Troubleshooting SoftwareProcess Entities

The troubleshooting overview in Brooklyn gives information for how to find more information about errors.

If that doesn’t give enough information to diagnose, fix or workaround the problem, then it can be required to login to the machine, to investigate further. This guide applies to entities that are types of “SoftwareProcess” in Brooklyn, or that follows those conventions.

VM connection details

The ssh connection details for an entity is published to a sensor host.sshAddress. The login credentials will depend on the Brooklyn configuration. The default is to use the ~/.ssh/id_rsa or ~/.ssh/id_dsa on the Brooklyn host (uploading the associated ~/.ssh/id_rsa.pub to the machine’s authorised_keys). However, this can be overridden (e.g. with specific passwords etc) in the location’s configuration.

For Windows, there is a similar sensor with the name host.winrmAddress.

Install and Run Directories

For ssh-based software processes, the install directory and the run directory are published as sensors install.dir and run.dir respectively.

For some entities, files are unpacked into the install dir; configuration files are written to the run dir along with log files. For some other entities, these directories may be mostly empty - e.g. if installing RPMs, and that software writes its logs to a different standard location.

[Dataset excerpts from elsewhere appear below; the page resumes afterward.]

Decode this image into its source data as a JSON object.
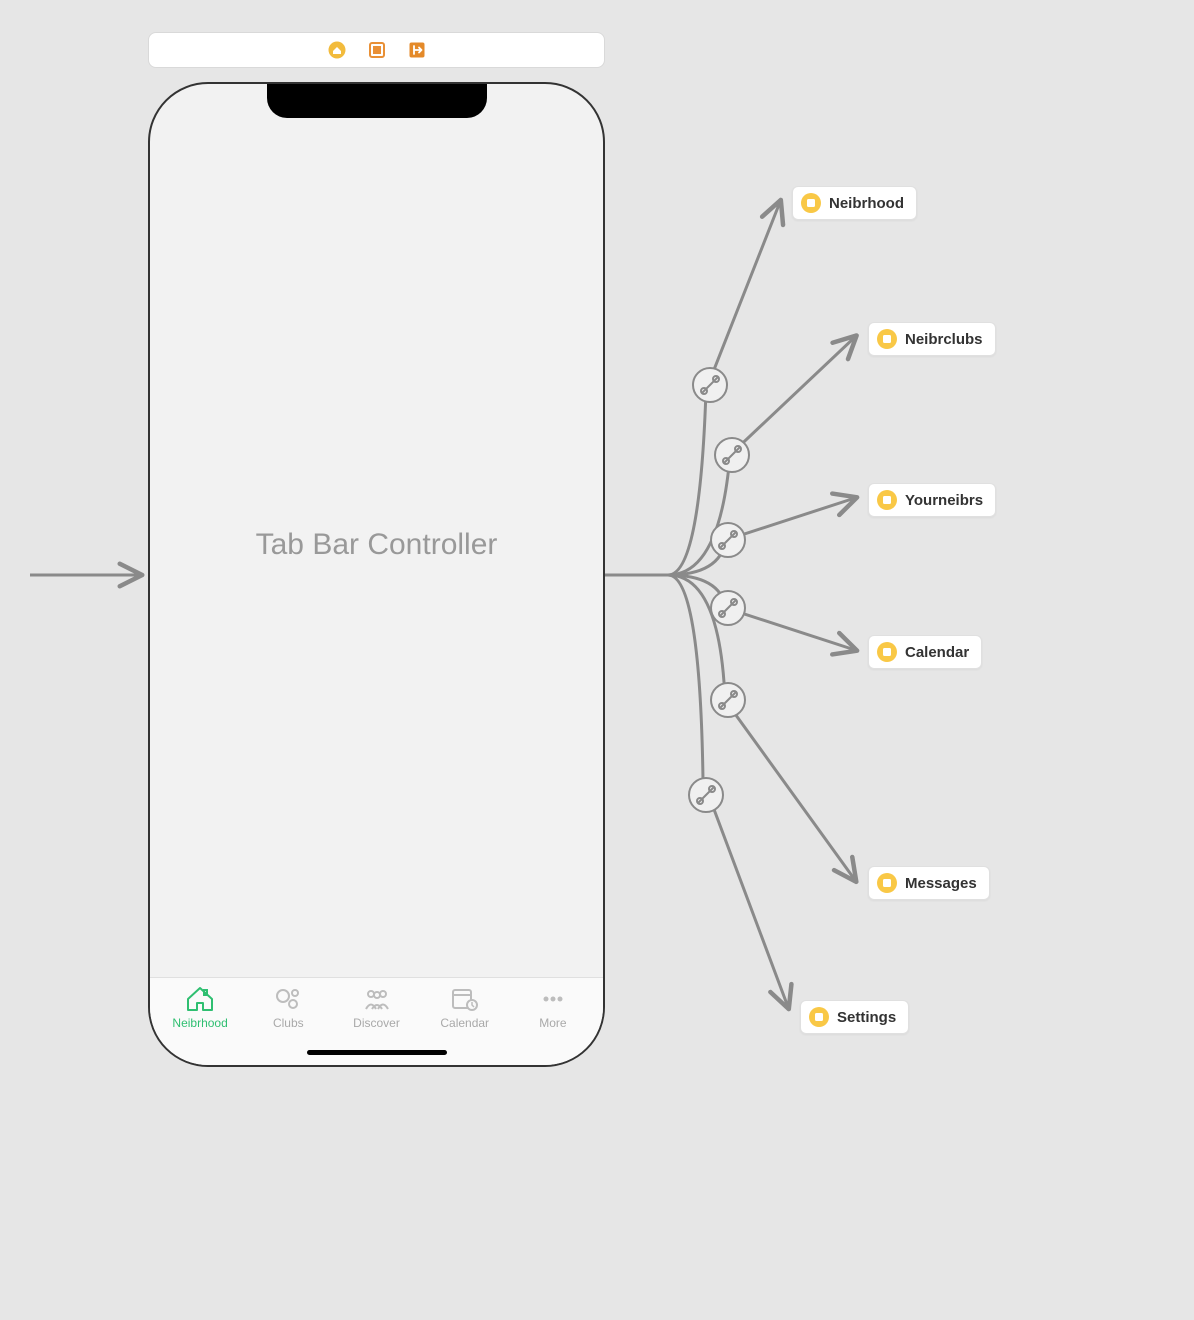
{
  "screen_title": "Tab Bar Controller",
  "colors": {
    "active_tab": "#2fbf71",
    "inactive_tab": "#a9a9a9",
    "dest_icon_bg": "#f9c846",
    "toolbar_icon_orange": "#e99036",
    "toolbar_icon_dark_orange": "#e48a29",
    "toolbar_icon_yellow": "#f2bb3c"
  },
  "toolbar_icons": [
    "scene-dock-home-icon",
    "scene-dock-firstresponder-icon",
    "scene-dock-exit-icon"
  ],
  "tabs": [
    {
      "label": "Neibrhood",
      "icon": "house-icon",
      "active": true
    },
    {
      "label": "Clubs",
      "icon": "people-tree-icon",
      "active": false
    },
    {
      "label": "Discover",
      "icon": "people-group-icon",
      "active": false
    },
    {
      "label": "Calendar",
      "icon": "calendar-clock-icon",
      "active": false
    },
    {
      "label": "More",
      "icon": "more-dots-icon",
      "active": false
    }
  ],
  "destinations": [
    {
      "label": "Neibrhood"
    },
    {
      "label": "Neibrclubs"
    },
    {
      "label": "Yourneibrs"
    },
    {
      "label": "Calendar"
    },
    {
      "label": "Messages"
    },
    {
      "label": "Settings"
    }
  ]
}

Most entities have a sensor log.location. It is generally worth checking this, along with other files in the run directory (such as console output).

Process and OS Health

It is worth checking that the process is running, e.g. using ps aux to look for the desired process. Some entities also write the pid of the process to pid.txt in the run directory.

It is also worth checking if the required port is accessible. This is discussed in the guide “Troubleshooting Server Connectivity Issues in the Cloud”, including listing the ports in use: execute netstat -antp (or on OS X netstat -antp TCP) to list the TCP ports in use (or use -anup for UDP).

It is also worth checking the disk space on the server, e.g. using df -m, to check that there is sufficient space on each of the required partitions.